On Tuesday, TEPCO announced that samples taken on April 2 from seawater near one of the reactors contained 7.5 million times the legal limit for radioactive iodine. When the water was retested two days later, the figure had dropped to 5 million.

The company said in a statement that even those large amounts would have "no immediate impact" on the environment.

The readings released Tuesday were taken closer to the plant than before — apparently because new measuring points were added after the crack was discovered — and did not necessarily reflect a worsening of the contamination. Other measurements, taken several hundred yards away from the plant, have declined to levels about 1,000 times the legal limit — down from more than four times that last week.

Experts agree that radiation dissipates quickly in the vast Pacific, but direct exposure to the most contaminated water measured would lead to "immediate injury," said Yoichi Enokida, a professor of materials science at Nagoya University's graduate school of engineering.

He added that seawater may be diluting the iodine, which decays quickly, but the leak also contained long-lasting cesium-137. Both can build up in fish, though iodine's short half-life means it does not stay there for very long. The long-term effects of cesium, however, will need to be studied, he said.
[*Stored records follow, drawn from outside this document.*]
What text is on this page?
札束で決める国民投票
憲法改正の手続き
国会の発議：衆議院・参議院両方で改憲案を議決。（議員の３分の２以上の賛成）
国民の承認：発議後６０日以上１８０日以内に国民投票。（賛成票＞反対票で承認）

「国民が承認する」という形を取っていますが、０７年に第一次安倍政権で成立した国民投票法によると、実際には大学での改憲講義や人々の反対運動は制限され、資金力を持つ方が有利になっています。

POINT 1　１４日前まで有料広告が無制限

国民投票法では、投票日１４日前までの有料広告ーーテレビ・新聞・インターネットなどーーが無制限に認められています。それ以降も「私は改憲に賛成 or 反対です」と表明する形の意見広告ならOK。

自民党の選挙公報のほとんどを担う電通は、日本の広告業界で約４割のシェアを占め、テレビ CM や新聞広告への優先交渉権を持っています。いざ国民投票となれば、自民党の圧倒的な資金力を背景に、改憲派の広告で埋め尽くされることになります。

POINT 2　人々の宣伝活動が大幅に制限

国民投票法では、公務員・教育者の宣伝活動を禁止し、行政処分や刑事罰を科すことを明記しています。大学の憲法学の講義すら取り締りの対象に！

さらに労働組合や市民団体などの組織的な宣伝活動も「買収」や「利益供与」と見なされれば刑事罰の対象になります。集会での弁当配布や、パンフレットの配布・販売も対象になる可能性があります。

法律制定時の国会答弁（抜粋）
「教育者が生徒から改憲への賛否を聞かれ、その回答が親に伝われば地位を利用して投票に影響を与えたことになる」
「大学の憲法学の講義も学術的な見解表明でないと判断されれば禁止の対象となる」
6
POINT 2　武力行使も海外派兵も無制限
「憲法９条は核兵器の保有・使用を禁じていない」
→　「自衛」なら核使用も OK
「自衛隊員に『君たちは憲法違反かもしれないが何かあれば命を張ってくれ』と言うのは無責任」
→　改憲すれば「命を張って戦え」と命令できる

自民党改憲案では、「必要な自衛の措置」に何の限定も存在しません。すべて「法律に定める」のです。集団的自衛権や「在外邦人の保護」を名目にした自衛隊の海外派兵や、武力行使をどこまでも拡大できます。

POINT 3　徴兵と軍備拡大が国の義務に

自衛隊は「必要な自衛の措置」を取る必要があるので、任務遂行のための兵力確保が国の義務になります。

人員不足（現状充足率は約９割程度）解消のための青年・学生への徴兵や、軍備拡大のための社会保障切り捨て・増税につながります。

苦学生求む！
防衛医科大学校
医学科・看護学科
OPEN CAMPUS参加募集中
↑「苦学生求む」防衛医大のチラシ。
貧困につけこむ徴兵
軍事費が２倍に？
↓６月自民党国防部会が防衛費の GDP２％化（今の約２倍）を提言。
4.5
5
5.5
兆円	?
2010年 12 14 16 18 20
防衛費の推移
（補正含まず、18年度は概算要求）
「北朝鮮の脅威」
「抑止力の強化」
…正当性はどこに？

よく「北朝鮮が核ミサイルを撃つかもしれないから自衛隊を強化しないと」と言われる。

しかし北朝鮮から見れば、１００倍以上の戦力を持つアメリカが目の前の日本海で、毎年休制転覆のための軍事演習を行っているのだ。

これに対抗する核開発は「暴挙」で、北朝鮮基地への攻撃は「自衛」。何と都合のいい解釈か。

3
"It is extremely important to implement a plan to reduce the outflow of contaminated water as soon as possible," he said.

Some government assurances of safety have done little to quell panic. In Tokyo, for instance, there were runs on bottled water after officials said radiation in tap water there was above the level considered safe for infants, though they insisted it was still OK for adults.

On Tuesday, officials decided to apply the maximum allowable radiation limit for vegetables to fish, according to Chief Cabinet Secretary Yukio Edano.

"We will conduct strict monitoring and move forward after we understand the complete situation," he said.

The move came after the Health Ministry reported that fish caught off Ibaraki prefecture — which is about halfway between the plant and Tokyo — contained levels of radioactive iodine that exceeded the new legal limit. Cesium was also found just below the limit. The fish were caught Friday, before the safety limit was announced.

Such limits are usually very conservative. After spinach and milk tested at levels far exceeding the safety standard, health experts said someone would have to eat enormous quantities of tainted produce or dairy before getting even the amount of radiation contained in a CT scan.

Radioactivity is pouring into the ocean, in part, because workers at the plant have been forced to use a makeshift method of bringing down temperatures and pressure by pumping water into the reactors and allowing it to bleed out wherever it can. It is a messy process, but it is preventing a full meltdown of the fuel rods that would release even more radioactivity into the environment.

The government on Monday gave the go-ahead to pump more than 3 million gallons of less contaminated water into the sea, in addition to what is leaking, to make room at a plant storage facility to contain more highly radioactive water.

TEPCO's reputation has taken a serious hit in the crisis. On Tuesday, its stock dropped 80 yen — the maximum daily limit, or 18 percent — to just 362 yen ($4.3), falling below its previous all-time closing low of 393 yen from December 1951.

Since the quake, TEPCO's share price has nose-dived a staggering 80 percent.

The stress of announcing all the bad news also appears to be taking a toll. One official teared up and his voice began shaking as he gave details at a news conference near the plant this week.

In what could be an effort to counter the bad publicity, Takashi Fujimoto, TEPCO's vice president, said it was offering 20 million yen ($240,000) to each town or city affected by a mandatory evacuation zone. He called the cash "apology money" and noted that one town had refused it because it disagreed with the approach. He did not give further details.